VISTA: Unsupervised 2D Temporal Dependency Representations for Time Series Anomaly Detection
Sinchee Chin, Fan Zhang, Xiaochen Yang, Jing-Hao Xue, Wenming Yang, Peng Jia, Guijin Wang, Luo Yingqun
TL;DR
VISTA introduces a training-free approach to multivariate time series anomaly detection by integrating STL-based decomposition, a 2D Temporal Correlation Matrix through Temporal Self-Attention, and memory-efficient multivariate aggregation with a greedy coreset memory bank. The method preserves temporal structure across trend, seasonal, and residual components, enabling a visualizable representation that can be processed by pretrained CNNs for robust feature extraction.

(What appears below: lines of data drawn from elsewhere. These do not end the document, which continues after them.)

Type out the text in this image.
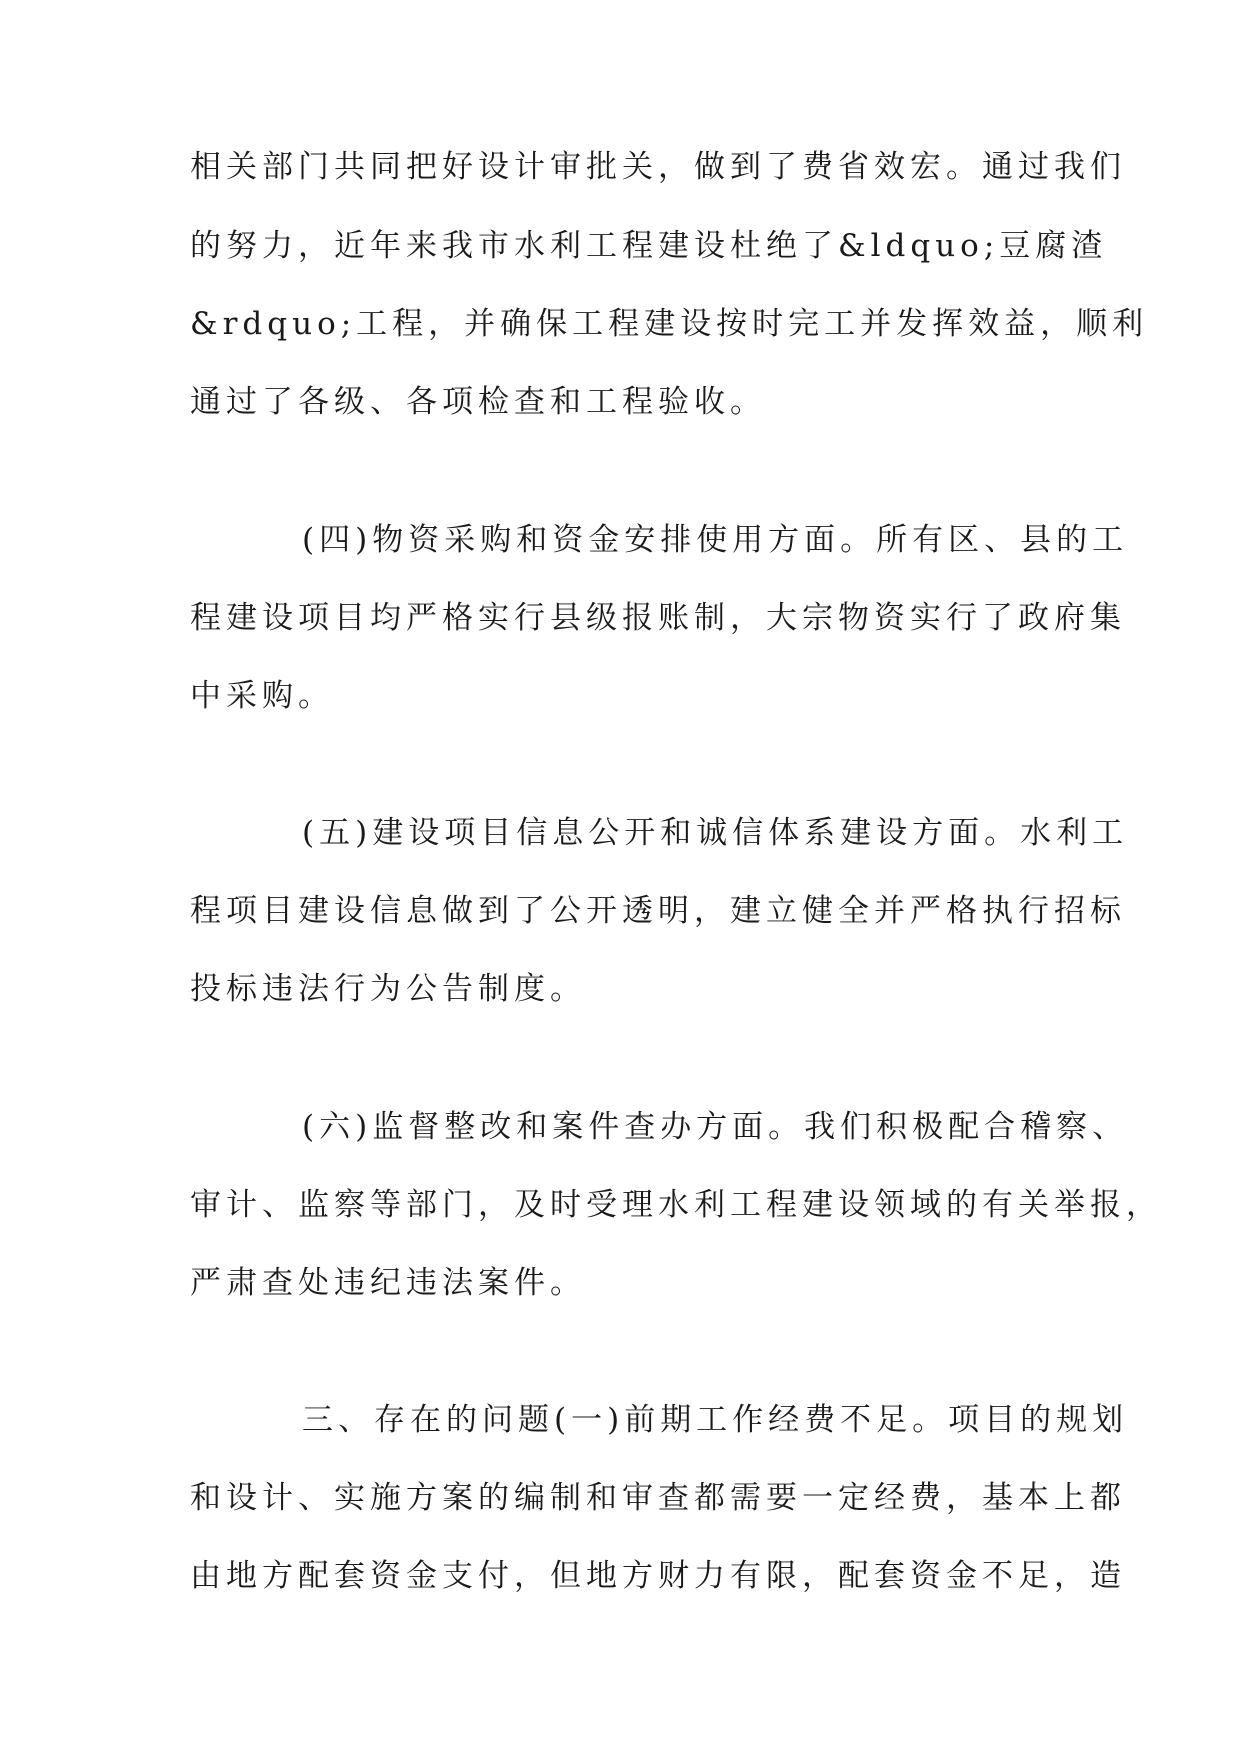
相关部门共同把好设计审批关，做到了费省效宏。通过我们
的努力，近年来我市水利工程建设杜绝了&ldquo;豆腐渣
&rdquo;工程，并确保工程建设按时完工并发挥效益，顺利
通过了各级、各项检查和工程验收。
(四)物资采购和资金安排使用方面。所有区、县的工
程建设项目均严格实行县级报账制，大宗物资实行了政府集
中采购。
(五)建设项目信息公开和诚信体系建设方面。水利工
程项目建设信息做到了公开透明，建立健全并严格执行招标
投标违法行为公告制度。
(六)监督整改和案件查办方面。我们积极配合稽察、
审计、监察等部门，及时受理水利工程建设领域的有关举报，
严肃查处违纪违法案件。
三、存在的问题(一)前期工作经费不足。项目的规划
和设计、实施方案的编制和审查都需要一定经费，基本上都
由地方配套资金支付，但地方财力有限，配套资金不足，造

Empirical results across five public TSAD datasets show state-of-the-art performance in both F1 and ROC-AUC, with ablations confirming the effectiveness of the 2D representation, full decomposition, and Layer3/Layer4 features. The work offers practical deployment benefits due to its training-free nature and provides a bridge between TSAD and image-based anomaly detection through interpretable 2D representations.
Abstract
Time Series Anomaly Detection (TSAD) is essential for uncovering rare and potentially harmful events in unlabeled time series data. Existing methods are highly dependent on clean, high-quality inputs, making them susceptible to noise and real-world imperfections. Additionally, intricate temporal relationships in time series data are often inadequately captured in traditional 1D representations, leading to suboptimal modeling of dependencies. We introduce VISTA, a training-free, unsupervised TSAD algorithm designed to overcome these challenges. VISTA features three core modules: 1) Time Series Decomposition using Seasonal and Trend Decomposition via Loess (STL) to decompose noisy time series into trend, seasonal, and residual components; 2) Temporal Self-Attention, which transforms 1D time series into 2D temporal correlation matrices for richer dependency modeling and anomaly detection; and 3) Multivariate Temporal Aggregation, which uses a pretrained feature extractor to integrate cross-variable information into a unified, memory-efficient representation. VISTA's training-free approach enables rapid deployment and easy hyperparameter tuning, making it suitable for industrial applications. It achieves state-of-the-art performance on five multivariate TSAD benchmarks.